Workarounds-for-Out-of-Memory-Crashes.md

Workarounds for Out of Memory Crashes

First of all, congratulations! You found a bug in the Typescript compiler! Please file a bug. While you're waiting for a fix, here are some workarounds, plus some background on what is probably going wrong.

The root cause of an out-of-memory bug is usually one of two things: relating complex recursive types, or analysing control flow. Either of these can encounter infinite or exponential recursions. With control-flow analysis, it's usually a simple bug; with type relations, the behaviour is usually a structural limitation of the compiler.

Note: I update this document periodically to reflect current bugs and workarounds. Right now the solutions reflect Typescript 2.4 and 2.5. Previous versions targetted Typescript 2.2 and 2.3; you can see earlier versions by checking out https://github.com/sandersn/manual.

Complex Recursive Types

A good example of a complex recursive type is this example based on tsoption:

interface Some<T> {
  ap<U, V extends Some<(value: U) => U>>(option: V): Some<U>
  chain<U>(f: (value: T) => Some<U>): Some<U>
  chain<U>(f: (value: T) => None<U>): None<T>
}
interface None<T> {
  ap<U, V extends Some<(value: U) => U>>(option: V): None<U>
  chain<U>(f: (value: T) => Some<U>): None<T>
  chain<U>(f: (value: T) => None<U>): None<T>
}

type Option<T> = Some<T> | None<T>

Notice how Some and None return instances of each other from each of their methods. The instances are even unique per method, because each method has one or two type parameters.

noStrictGenericChecks

The first workaround you should try is "noStrictGenericChecks": true. Does compilation now succeed? This disables additional checking that was added in Typescript 2.4. With noStrictGenericChecks: true, compile time and memory usage should return to their 2.3 levels. But you miss out on the additional checking, so this is still just a workaround.

Avoid type aliases

If you want to use the stricter generic checking in 2.4, avoid type aliases in favour of interfaces. When checking type relationships, caching and early exit is more effective for interfaces. For example:

// don't write this:
type Some<T> = MonadSome<T> & {
  flatMap ...
}

// instead, write this:
interface Some<T> extends MonadSome<T> {
  flatMap ...
}

This example is once again based on tsoption.

Large Javascript

When you use "allowJs": true, Typescript may try to compile Javascript packages inside node_modules. Large Javascript libraries still crash Typescript sometimes, often because of expanding types (see next section). In general, Typescript works harder on unannotated code to infer types, which of course means that large Javascript libraries stress it the most.

Debugging

Do you have "allowJs": true in your tsconfig? Turn it off. Does compilation complete, even if it gives tons of errors? If there is no crash, then the culprit is the compiler getting stuck on Javascript code.

Workaround

1. Install typings for libraries you use. The compiler will stop looking as soon as it sees the .d.ts and won't even try to process .js or .ts files.

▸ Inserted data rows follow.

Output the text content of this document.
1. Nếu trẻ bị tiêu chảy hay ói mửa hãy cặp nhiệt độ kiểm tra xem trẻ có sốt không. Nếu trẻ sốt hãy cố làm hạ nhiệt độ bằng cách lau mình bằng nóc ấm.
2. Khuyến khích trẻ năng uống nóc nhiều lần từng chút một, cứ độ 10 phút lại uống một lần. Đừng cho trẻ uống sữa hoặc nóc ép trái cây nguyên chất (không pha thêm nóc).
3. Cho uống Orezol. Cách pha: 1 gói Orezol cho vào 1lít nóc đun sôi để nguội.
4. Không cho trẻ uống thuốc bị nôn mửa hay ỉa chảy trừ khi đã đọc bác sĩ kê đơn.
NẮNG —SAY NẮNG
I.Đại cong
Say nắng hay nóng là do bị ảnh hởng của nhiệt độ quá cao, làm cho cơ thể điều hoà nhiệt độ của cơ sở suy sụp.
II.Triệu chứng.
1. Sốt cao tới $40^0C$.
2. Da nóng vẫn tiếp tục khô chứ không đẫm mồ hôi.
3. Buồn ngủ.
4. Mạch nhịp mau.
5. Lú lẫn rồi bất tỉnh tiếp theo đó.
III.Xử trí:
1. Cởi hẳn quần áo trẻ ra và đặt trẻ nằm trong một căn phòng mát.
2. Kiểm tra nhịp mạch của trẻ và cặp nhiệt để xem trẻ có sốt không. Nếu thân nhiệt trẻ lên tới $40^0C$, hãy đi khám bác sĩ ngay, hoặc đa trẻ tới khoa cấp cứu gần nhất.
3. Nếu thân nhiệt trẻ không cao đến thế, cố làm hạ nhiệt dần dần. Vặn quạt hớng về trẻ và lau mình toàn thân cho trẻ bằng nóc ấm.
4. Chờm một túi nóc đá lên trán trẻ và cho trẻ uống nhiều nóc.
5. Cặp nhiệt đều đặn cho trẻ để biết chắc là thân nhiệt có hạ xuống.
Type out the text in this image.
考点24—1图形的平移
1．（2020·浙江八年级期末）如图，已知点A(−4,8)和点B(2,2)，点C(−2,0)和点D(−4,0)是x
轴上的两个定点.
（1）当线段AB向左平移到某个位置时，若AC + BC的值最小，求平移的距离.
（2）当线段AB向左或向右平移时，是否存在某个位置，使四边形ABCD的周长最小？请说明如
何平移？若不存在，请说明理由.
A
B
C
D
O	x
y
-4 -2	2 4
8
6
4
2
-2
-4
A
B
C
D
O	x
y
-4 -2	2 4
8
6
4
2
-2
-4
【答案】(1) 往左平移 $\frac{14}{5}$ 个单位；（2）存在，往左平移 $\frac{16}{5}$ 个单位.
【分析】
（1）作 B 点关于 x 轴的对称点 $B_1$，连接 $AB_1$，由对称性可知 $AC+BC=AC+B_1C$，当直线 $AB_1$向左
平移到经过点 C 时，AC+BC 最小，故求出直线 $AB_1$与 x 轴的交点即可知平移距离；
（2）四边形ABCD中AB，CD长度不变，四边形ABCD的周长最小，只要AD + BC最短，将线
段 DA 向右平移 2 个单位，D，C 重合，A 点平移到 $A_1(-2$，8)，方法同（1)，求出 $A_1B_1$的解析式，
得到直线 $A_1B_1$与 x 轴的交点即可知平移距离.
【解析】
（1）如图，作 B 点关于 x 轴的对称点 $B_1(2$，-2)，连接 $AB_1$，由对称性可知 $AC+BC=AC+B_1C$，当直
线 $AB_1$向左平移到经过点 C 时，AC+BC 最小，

   This is the best solution. You should do this for your dependencies anyway to get better type information. The simplest thing to try is just npm install --save-dev @types/packageName after you run npm install --save packageName.

2. Specifically "exclude" node_modules or "include" your source directory.

   This will help the compiler to know that it doesn't need to process anything but your source code. For example, you might have this tsconfig:

   {
     "compilerOptions": {
       "allowJs": true
     },
     "include": [ "src" ]
   }

   Or this one:

   {
     "compilerOptions": {
       "allowJs": true
     },
     "exclude": [ "node_modules" ]
   }

Expanding types

Typescript can infer the types of some declarations based on the way they are used:

let x
let y = null
let l = []
x = 1 // x is now number
x = 'foo' // x is now string
y = 1 // y is now number
l.push(1) // l is now number[]
l.push('foo') // l is now (string | number)[]

This analysis is only turned on when "noImplicitAny": true. It requires the compiler to look at usages of a variable as well as its declaration to figure out its type. This necessarily takes more time and sometimes takes a lot more time when it hits a bug.

Debugging

Do you have "noImplicitAny": true? Turn it off. If compilation completes, then control flow analysis is the culprit.

Workaround

Look for un-annotated variables that are not initialised (let x) or initialised to null, undefined or []. Add annotations or give a more useful initial value to them.

let l = []
// instead try
let l: number[] = [];
// -or-
let l = [1, 2, 3]

Webpack

Webpack and ts-loader have an option "transpileOnly": true that tries makes the compiler skip as much checking as possible. Unfortunately, some control flow analysis still happens, so it's possible to hit an out-of-memory crash in this mode. The workaround is to turn off transpileOnly or to give variables an initial value that's not null/undefined/[].